State Assemblymember Walter Mosley said he and a coalition of other elected officials are helping to support the Fort Greene Senior Council in securing a responsible developer for 30 new units of affordable senior housing at the Jackie Robinson Housing complex.
- Additionally, he and other elected officials are in talks with the Downtown Brooklyn Partnership, developers and key stakeholders regarding the Flatbush Avenue Corridor, where more affordable housing will be erected. They have effectively consolidated that process whereby the application, process and criteria for approval are uniform. As a result, also, they have set up a series of symposiums to make make sure that all of the designated affordable housing will go to the residents that need it most. The first symposium was so packed, it turned away 400 would-be participants.The next one will be held on November 13 at the 7th Day Adventist Church on Hanson Place.
- Mosley and other elected officials were able to change the State’s mind about selling the Shirley Chisholm State Office Building and are now allowing developers to submit various proposals for its utilization. So there are a group of stakeholders that are meeting to give their input, and there will be complete transparency. “We’re giving away too much land. And any time we can maintain assets, it’s a good thing for the state of New York,” Mosley said.
- He created a lactation room in his office (the second in all of Brooklyn). He will be holding a forum soon with the Department of Health about women knowing their rights to breastfeed in public.
A representative from the office of City Councilmember Stephen Levin reported that the Participatory Budgeting Program was expanded in the council this year, from 9 districts to 23 districts that participated in the cycle. They have had a lot of success in bringing community boards on board. The first assembly will take place on Sept 24.
Councilmember Levin has proposed legislation that will ban the discharge disposal or sale of wastewater products through the use of hydrofracking. Hoping that this will set a precedent that demonstrates local communities do not want hydrofracking.

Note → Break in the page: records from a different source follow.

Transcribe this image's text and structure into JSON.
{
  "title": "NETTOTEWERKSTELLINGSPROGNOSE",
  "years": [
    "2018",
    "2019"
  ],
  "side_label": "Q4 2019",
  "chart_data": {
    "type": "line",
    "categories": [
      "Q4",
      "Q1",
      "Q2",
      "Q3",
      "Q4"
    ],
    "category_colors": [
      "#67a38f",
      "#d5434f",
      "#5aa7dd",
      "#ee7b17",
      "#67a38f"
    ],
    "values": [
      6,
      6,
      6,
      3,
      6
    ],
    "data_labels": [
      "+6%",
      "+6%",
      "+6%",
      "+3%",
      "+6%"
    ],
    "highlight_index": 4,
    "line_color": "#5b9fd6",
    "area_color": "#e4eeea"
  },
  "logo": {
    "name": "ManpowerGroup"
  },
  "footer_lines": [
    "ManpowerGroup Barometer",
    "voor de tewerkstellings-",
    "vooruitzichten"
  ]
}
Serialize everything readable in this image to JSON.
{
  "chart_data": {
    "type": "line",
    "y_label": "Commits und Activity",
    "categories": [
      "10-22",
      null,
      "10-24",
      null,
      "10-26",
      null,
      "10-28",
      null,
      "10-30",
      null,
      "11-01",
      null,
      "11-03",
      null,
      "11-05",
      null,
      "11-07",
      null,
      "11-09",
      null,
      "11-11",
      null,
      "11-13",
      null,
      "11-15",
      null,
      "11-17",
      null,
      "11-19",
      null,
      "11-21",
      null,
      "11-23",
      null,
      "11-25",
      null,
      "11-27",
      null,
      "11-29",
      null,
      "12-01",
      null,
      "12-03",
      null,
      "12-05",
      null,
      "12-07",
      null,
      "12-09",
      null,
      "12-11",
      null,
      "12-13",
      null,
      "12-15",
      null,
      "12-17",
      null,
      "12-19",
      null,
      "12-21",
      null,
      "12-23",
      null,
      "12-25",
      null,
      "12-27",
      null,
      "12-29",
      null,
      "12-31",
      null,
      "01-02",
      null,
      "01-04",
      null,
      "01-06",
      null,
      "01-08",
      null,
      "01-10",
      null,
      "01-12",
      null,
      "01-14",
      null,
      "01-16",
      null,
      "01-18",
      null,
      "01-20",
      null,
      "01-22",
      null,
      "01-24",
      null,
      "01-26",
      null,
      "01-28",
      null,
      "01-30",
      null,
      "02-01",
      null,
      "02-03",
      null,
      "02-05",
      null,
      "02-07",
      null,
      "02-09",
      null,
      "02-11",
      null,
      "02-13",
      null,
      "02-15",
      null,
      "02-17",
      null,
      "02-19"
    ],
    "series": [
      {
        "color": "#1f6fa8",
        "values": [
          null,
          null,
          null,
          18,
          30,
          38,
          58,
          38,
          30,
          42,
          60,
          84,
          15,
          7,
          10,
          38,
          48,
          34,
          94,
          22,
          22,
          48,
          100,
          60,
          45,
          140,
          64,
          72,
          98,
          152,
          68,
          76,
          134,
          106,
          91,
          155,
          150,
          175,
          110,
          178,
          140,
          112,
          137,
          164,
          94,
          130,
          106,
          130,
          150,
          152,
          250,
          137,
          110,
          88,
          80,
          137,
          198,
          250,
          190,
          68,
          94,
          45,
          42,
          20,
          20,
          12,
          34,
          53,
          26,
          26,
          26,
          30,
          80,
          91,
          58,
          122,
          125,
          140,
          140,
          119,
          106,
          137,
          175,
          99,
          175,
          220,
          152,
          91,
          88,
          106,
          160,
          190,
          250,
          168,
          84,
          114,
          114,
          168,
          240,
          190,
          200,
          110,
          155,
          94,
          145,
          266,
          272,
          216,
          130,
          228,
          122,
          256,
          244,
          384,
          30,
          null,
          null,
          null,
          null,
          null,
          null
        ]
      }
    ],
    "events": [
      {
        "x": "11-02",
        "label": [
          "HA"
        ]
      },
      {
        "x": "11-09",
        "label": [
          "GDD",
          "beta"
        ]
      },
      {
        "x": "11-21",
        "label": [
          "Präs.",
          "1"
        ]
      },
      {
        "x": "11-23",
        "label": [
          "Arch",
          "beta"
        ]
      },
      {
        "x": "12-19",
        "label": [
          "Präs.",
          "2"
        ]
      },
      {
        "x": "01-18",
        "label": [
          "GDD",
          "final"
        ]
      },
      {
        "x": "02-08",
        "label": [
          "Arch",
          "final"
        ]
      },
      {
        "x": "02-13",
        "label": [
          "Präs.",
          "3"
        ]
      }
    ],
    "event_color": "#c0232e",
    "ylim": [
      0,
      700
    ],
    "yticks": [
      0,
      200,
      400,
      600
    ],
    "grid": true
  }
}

Kings County District Attorney Kenneth Thompson said he has been in talks with NYC Police Commissioner Bill Bratton regarding the problem of escalating crime in Brooklyn and across the Bronx. They have created a new unit called the “Crime Strategies Unit,” designed to identify those individuals to courts who are committing repeated acts of violence so they can do a better job of keeping repeated offenders off the street.
Most recently, the D.A. has also done a great deal around reviewing and overturning wrongful convictions: “We have over 100 cases involving claims of wrongful convictions. Under the former D.A., there were only 2 prosecutors out of 550 working on wrongful convictions,” said Thompson. “Now they have 10, and we are providing them with resources to do their jobs. So far, we have gone through 25 cases and have concluded that 8 men were wrongfully convicted. So we have moved to vacate all 8 of those cases.”
Laurie Cumbo announced that she has passed her first piece of legislation surrounding ACS, which will now require ACS to report the ages and graduation rates of foster care children, so they will know where to provide additional support.
Also, a new resolution she authored will help apply pressure to the Federal Senate to finally approve creating the first Women’s History Museum on the Smithsonian Mall. She said two of her priorities moving forward will be addressing the irrigation issues at Fort Greene Park and the continual development of Commodore Barry Park.
The next Community Board 2 meeting will be held on Monday, October 6, 6:00pm, at Ingersoll Community Center, located at 177 Myrtle Avenue at Prince Street. The commanding officers of the 84th and 88th precincts, Housing Bureau PSA3, and Transit District 30 will brief the community board and guests on issues in their respective service areas.